The number of factors necessary for integrating such services should not be underestimated. These include time-consuming and costly collaboration with statisticians, Internet and media experts, and computer scientists to work on components of data acquisition, data processing and filtering, personalization of results, and automation for dissemination to epidemiologists. Once developed, these technical services will require staff to train and support scientific users (eg, epidemiologists) in monitoring infectious diseases, since such activities are not yet part of regular training programs for epidemiology or public health.

Another challenge is the creation of a strategy to compare and cross-verify indicator-based and event-based data, since they can differ, especially in regard to syndromes and locations, which makes it difficult to make conclusions based on specific epidemiologic attributes.49 Nonetheless, solutions must be found, perhaps newly elaborated epidemiologic ontologies for text mining and a related process of continuous improvement. Can all this be done, and is it worth it?

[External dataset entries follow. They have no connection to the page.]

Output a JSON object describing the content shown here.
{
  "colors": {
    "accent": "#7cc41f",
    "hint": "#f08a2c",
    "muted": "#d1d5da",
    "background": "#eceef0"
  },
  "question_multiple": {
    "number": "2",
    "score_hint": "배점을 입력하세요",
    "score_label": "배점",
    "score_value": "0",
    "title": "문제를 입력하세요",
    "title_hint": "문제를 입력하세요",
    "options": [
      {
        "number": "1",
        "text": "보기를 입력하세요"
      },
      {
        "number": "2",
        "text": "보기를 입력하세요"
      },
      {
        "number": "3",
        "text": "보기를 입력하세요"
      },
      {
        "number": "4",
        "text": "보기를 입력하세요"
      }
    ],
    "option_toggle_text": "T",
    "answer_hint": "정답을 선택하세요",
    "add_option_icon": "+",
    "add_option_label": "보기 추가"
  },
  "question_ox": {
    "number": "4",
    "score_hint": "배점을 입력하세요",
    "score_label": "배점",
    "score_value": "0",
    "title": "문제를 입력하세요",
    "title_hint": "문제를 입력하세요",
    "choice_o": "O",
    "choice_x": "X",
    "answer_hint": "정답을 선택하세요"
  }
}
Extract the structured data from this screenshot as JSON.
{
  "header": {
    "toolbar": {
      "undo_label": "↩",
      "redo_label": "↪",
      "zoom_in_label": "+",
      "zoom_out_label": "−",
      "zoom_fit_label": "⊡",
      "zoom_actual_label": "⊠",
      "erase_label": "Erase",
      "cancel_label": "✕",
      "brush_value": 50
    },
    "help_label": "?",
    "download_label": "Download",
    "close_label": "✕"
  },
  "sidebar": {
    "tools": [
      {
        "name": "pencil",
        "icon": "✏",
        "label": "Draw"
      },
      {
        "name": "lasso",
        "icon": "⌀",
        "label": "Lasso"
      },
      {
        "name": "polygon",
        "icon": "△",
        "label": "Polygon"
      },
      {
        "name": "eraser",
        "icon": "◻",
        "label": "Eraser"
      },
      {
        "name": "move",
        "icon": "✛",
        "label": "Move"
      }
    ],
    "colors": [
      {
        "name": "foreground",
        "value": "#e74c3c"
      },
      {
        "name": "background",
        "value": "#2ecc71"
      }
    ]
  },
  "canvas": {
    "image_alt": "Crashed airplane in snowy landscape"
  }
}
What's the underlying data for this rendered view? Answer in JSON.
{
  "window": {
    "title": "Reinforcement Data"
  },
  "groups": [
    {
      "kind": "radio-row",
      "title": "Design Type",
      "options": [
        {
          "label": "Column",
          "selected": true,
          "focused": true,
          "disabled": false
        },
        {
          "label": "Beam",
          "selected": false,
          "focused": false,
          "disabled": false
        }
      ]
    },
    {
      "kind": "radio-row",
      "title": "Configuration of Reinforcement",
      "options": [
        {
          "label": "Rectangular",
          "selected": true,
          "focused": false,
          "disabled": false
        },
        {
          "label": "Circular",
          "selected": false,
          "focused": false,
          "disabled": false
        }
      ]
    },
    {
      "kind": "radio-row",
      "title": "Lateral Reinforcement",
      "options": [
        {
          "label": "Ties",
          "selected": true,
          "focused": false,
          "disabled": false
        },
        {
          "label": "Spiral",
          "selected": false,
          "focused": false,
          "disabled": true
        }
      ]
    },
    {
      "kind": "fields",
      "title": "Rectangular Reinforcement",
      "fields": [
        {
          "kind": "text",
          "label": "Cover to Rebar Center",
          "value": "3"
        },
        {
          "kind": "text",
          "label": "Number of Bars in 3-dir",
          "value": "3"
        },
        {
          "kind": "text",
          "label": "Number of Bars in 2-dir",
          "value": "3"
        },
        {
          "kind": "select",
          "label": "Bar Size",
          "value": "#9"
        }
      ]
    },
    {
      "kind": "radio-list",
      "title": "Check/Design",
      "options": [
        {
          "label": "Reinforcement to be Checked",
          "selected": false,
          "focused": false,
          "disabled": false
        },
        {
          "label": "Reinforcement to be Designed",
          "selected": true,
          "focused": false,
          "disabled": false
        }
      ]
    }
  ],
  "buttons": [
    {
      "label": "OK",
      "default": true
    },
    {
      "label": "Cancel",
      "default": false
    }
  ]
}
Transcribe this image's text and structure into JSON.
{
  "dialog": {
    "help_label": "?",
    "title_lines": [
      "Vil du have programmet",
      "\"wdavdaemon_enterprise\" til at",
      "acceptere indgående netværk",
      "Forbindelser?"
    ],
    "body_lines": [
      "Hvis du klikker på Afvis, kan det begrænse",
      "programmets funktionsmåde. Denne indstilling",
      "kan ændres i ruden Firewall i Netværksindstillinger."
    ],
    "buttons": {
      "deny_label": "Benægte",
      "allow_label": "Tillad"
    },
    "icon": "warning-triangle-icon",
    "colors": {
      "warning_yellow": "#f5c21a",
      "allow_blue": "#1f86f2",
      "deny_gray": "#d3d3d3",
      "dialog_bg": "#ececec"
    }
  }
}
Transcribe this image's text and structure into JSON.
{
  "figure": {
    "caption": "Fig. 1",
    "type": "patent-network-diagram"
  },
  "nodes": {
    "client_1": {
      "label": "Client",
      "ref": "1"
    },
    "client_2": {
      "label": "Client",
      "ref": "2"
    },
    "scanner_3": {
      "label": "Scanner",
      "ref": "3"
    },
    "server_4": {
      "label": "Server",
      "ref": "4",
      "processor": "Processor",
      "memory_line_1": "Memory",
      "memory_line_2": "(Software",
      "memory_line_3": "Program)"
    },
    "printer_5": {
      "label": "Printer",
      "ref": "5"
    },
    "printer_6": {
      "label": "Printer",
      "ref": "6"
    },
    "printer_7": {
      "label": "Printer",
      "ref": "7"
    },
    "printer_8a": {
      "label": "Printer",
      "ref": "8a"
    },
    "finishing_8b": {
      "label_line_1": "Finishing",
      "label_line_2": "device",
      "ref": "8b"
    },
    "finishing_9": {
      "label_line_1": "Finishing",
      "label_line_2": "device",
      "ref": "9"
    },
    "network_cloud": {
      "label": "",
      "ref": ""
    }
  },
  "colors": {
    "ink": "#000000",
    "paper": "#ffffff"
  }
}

The benefits to epidemiologists clearly are the data retrieved for analysis and potential public health warnings and intervention. In particular, the data's value to the early warning and detection of outbreaks needs to be demonstrated by evaluating the content found in social media and other Internet data sources. Primary content (ie, firsthand observations) provided by the users themselves is valuable, as it would likely signal a potential health threat more quickly. Here again, a usability study over time is needed to help show how useful primary content would be. Online media, weblogs, scientific and nonscientific discussion forums, and direct electronic communication could help expand event-based surveillance activities, although they may have unforeseen social aspects affecting both the data and the development of a health threat. Learning of the existence of disease through firsthand observations, for example, besides signaling health events can also influence people's perception of what they are observing. If the perceived risk of an outbreak is increased, more firsthand reporting could overinflate the health event. Studies of human behavior and Internet interaction may also help clarify social and behavioral effects (eg, age, gender, education level, income, and personality traits like extraversion, openness, and emotional stability) on content generated by social media and the Internet.

Health authorities who intend to use content from social media and other Internet data also need to consider protection and privacy, such as legal and ethical implications related to using Internet and social media data for public health surveillance. For example, it remains unclear what data may be freely accessed and used and whether or not privacy laws and related issues will prevent the structured analysis of new data. These issues are relevant to any surveillance tool that processes Internet or social media data, especially at governmental institutions.50

Conclusion

Even though the importance of social media and Internet-based data to epidemiological surveillance is clear, health agencies have been reluctant to incorporate these data sources into their systems because many technical issues have not yet been addressed. The technologies used in event-based systems must be adapted to the individual perceptions of and interactions with their own epidemiological data and to social media and other data from the Internet. Future work in this field will have wide-reaching implications for investments in systems for early warnings of and responses to health threats across the globe and for optimal public health surveillance in the 21st century.